One of the tools the girls had during the process were blue elephants given to them by Kristen, the Residential hospice social worker. Kristen brought them to the house and explained their purpose to the girls. The elephants came with different feeling cards the kids could use to explain their grief. They also came with a parent guide that explained what certain comments might actually mean (like saying their belly hurts) related to their grief. The hope was that they would talk to their adults about all the things they were feeling, but if they weren’t quite ready, they had a listening ear in their blue elephant. While I haven’t seen the elephants recently, they were very helpful during a difficult time. And I would recommend anyone going through something like this to seek them out for their kiddos.

Grief a year later

It has been a wild year. Grief has shown up in a lot of different ways for me this past year. Thankfully the initial


anxiety that was so prevalent in the beginning of the diagnosis and when her illness progressed has settled the hell down. But kudos to Chris (and everyone else – including a therapist) who helped me navigate some really tough moments. I can only pray that the real emotions – good and bad – my children have witnessed from me the last couple years, will help them understand to not be afraid of their feelings and some ways to cope through the toughest of times. And also, a reminder to give grace to others, like they have for me when I definitely have not been at my best for them. We certainly weren’t thriving the last couple years…but we’re surviving.

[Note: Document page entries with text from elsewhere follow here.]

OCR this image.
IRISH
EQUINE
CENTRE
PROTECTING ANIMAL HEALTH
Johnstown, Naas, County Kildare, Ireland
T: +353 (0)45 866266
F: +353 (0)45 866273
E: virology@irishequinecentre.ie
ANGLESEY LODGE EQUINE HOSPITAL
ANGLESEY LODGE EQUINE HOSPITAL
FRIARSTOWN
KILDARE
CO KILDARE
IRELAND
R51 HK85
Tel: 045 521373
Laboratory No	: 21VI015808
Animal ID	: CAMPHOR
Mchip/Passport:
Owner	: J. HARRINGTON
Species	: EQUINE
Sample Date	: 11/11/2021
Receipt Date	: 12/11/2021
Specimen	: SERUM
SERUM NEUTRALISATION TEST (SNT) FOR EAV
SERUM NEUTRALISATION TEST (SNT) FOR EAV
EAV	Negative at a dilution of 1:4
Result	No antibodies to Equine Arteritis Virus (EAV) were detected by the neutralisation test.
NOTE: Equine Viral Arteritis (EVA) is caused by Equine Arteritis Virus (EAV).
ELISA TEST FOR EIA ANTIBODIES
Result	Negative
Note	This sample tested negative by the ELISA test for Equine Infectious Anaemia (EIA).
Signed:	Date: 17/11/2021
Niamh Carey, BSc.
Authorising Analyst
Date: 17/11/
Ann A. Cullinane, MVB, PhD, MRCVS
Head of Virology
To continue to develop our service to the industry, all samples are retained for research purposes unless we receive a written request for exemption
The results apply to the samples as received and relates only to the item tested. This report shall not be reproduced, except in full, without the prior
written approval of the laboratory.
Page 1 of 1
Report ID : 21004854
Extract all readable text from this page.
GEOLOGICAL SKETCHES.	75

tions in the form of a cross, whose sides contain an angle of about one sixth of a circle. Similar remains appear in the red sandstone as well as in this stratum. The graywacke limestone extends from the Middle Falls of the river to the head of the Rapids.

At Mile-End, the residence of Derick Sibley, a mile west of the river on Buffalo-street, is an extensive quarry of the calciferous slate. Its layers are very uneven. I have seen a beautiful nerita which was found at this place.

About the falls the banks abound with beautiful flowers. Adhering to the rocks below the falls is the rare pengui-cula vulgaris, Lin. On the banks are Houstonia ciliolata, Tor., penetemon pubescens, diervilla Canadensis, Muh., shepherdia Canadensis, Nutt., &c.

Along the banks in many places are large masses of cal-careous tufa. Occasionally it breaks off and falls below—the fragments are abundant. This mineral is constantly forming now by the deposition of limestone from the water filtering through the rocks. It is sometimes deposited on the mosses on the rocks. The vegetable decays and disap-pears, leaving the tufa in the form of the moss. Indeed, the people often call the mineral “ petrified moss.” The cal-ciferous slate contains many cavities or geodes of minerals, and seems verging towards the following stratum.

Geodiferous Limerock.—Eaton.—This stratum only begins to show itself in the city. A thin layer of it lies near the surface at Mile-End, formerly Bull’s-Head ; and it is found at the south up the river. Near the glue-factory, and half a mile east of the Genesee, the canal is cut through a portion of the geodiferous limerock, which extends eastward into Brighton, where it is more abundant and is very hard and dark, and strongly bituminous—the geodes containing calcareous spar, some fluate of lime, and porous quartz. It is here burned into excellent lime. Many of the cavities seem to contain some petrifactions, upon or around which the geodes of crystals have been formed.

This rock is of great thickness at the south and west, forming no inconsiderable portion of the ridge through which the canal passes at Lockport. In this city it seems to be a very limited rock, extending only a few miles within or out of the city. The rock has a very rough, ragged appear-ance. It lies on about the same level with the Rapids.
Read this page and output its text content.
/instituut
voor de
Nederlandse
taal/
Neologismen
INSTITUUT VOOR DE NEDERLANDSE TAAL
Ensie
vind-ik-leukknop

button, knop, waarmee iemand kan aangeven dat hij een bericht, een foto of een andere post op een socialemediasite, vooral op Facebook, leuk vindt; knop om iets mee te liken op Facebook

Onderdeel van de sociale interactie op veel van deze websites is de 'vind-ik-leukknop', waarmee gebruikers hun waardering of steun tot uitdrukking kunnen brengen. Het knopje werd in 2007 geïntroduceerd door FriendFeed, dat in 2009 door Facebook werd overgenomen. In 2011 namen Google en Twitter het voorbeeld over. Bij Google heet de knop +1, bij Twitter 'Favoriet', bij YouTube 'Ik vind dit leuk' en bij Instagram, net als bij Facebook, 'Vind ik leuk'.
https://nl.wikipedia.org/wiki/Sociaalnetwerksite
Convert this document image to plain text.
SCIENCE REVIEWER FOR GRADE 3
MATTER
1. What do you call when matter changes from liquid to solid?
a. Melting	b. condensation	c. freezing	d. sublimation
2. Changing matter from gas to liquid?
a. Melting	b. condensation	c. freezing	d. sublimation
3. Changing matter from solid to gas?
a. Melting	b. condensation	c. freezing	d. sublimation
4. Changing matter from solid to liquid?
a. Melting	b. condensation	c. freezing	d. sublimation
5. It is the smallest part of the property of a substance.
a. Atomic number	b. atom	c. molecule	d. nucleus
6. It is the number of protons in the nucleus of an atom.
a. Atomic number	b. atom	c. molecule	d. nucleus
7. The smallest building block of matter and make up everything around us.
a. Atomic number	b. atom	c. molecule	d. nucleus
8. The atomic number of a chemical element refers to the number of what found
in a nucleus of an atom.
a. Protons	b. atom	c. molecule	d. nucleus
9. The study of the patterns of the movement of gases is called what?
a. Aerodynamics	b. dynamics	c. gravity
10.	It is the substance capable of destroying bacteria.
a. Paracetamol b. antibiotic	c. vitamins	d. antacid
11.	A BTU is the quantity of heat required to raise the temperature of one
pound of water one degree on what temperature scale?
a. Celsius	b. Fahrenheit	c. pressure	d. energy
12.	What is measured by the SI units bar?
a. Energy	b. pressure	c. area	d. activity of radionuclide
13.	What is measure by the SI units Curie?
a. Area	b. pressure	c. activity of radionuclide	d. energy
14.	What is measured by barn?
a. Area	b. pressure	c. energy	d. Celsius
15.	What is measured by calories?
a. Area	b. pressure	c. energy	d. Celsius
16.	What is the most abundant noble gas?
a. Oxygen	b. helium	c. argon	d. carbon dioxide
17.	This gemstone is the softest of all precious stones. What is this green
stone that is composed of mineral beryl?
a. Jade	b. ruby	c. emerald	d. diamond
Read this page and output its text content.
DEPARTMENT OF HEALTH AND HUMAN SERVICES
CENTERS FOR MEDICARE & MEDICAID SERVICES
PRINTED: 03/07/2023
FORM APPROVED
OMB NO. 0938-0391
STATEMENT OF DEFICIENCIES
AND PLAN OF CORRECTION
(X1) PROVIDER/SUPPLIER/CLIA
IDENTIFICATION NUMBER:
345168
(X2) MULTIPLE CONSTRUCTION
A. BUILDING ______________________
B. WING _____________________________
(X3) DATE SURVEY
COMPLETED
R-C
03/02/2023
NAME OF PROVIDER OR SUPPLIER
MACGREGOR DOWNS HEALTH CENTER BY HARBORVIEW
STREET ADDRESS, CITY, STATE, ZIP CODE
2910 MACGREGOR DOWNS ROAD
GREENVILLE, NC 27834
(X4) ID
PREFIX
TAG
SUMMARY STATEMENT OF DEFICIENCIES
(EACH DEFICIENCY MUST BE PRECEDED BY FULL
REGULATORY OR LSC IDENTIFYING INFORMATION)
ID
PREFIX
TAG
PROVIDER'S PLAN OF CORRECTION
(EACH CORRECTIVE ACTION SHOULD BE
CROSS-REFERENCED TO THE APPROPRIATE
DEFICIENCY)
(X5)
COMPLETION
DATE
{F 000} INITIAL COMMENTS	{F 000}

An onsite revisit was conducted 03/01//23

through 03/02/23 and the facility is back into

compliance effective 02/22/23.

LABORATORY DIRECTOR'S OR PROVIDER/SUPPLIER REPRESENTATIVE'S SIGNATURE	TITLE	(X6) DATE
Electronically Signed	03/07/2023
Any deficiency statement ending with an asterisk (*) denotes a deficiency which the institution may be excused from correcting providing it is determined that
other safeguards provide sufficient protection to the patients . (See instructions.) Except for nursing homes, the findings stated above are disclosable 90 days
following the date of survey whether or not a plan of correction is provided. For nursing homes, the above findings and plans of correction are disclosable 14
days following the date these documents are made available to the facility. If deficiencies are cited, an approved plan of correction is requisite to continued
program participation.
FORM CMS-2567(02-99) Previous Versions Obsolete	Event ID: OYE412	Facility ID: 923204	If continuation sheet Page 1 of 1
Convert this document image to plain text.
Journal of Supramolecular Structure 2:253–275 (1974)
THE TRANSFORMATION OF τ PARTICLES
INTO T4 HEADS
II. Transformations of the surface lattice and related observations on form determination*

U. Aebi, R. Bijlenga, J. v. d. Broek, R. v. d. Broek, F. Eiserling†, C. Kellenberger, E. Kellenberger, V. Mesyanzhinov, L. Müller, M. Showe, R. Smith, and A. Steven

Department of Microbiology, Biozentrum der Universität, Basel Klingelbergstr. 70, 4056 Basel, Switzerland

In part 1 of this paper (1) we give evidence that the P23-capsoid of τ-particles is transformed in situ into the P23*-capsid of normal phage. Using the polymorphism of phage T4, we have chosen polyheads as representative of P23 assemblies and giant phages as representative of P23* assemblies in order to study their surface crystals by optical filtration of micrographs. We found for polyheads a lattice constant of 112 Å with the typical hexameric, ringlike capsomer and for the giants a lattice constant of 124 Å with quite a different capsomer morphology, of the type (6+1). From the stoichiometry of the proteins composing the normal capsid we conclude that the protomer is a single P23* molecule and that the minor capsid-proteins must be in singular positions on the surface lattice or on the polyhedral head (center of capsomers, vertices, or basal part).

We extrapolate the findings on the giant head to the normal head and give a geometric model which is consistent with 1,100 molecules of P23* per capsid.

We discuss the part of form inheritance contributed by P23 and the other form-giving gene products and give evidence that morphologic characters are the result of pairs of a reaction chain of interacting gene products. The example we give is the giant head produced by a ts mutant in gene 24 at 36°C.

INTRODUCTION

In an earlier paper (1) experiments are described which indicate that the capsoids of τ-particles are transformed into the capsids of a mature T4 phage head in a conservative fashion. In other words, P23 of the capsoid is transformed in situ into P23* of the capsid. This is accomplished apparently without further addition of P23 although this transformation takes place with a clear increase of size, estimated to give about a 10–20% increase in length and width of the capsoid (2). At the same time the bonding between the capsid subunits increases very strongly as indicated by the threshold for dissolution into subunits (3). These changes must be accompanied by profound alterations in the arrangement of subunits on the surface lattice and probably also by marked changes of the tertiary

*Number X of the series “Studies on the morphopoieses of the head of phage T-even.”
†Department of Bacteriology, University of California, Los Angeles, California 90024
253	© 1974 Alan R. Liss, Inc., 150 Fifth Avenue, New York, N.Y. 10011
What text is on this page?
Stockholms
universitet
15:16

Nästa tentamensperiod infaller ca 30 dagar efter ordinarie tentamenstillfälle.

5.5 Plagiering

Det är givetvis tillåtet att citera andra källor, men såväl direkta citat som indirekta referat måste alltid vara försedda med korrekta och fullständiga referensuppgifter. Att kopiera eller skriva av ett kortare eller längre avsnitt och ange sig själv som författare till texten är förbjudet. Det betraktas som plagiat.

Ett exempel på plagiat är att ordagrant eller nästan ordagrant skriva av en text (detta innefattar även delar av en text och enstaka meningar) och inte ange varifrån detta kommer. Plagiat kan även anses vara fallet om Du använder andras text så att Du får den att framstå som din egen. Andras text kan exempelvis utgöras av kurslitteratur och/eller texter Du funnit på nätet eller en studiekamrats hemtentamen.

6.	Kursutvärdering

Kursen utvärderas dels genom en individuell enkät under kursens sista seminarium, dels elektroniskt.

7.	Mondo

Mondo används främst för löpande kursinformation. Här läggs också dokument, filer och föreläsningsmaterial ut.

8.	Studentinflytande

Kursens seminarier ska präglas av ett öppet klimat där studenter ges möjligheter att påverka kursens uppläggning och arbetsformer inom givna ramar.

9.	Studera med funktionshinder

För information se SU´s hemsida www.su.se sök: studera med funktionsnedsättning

And looking back through my photos, I can point to a few things that helped me through. My photos are a mix of photos of my mom with oxygen and varying states of illness (but I hardly found any photos of her in the couple years leading up to her diagnosis, so this is your PSA to take the pictures before you’re counting down the days and adding oxygen tanks and wigs and hospital beds – but take them then too!) I also have a lot of encouragement in the way of bible verses and quotes and lots of silly things that made me smile and also shake my head…my sense of humor sometimes, yikes! But they all played a part in getting me through the last few years. I also came across some photos I haven’t shared that I think I’m ready to. Like our amazing hospice nurse who always kept my mom clean and lotioned up and even encouraged us to give her some sips of her favorite Daily’s Pina Colada drink when we were trying to figure out what she could have possibly been holding on for. I’m also sharing some really raw photos of the girls with my mom on that last day she spoke. And pictures of sweet and heartbreaking notes I’ve found and above all, us showing up for each other. Amelia breaking down and Dawn and Harper comforting her right before we left Cedarville while she sobbed “I just miss grandma” was something I will never forget. She is my big feelings girl and in that moment, she was feeling it, was sharing it and her people showed up to get her through it.

 Amidst the sadness. And the grief. And the tears. We are so, so lucky. Because we got to be loved by my mom. We got to see her courage and her faith. We are who we are (twisted sense of humor and all) because of her courage and faith. And while we move forward without her physical presence, we know she’s still here. And we’re here for each other – in the middle of the sadness, grief and joy. For the start of middle school, and driver’s licenses and college. As Jo would say, God is good, all the time. I am blessed.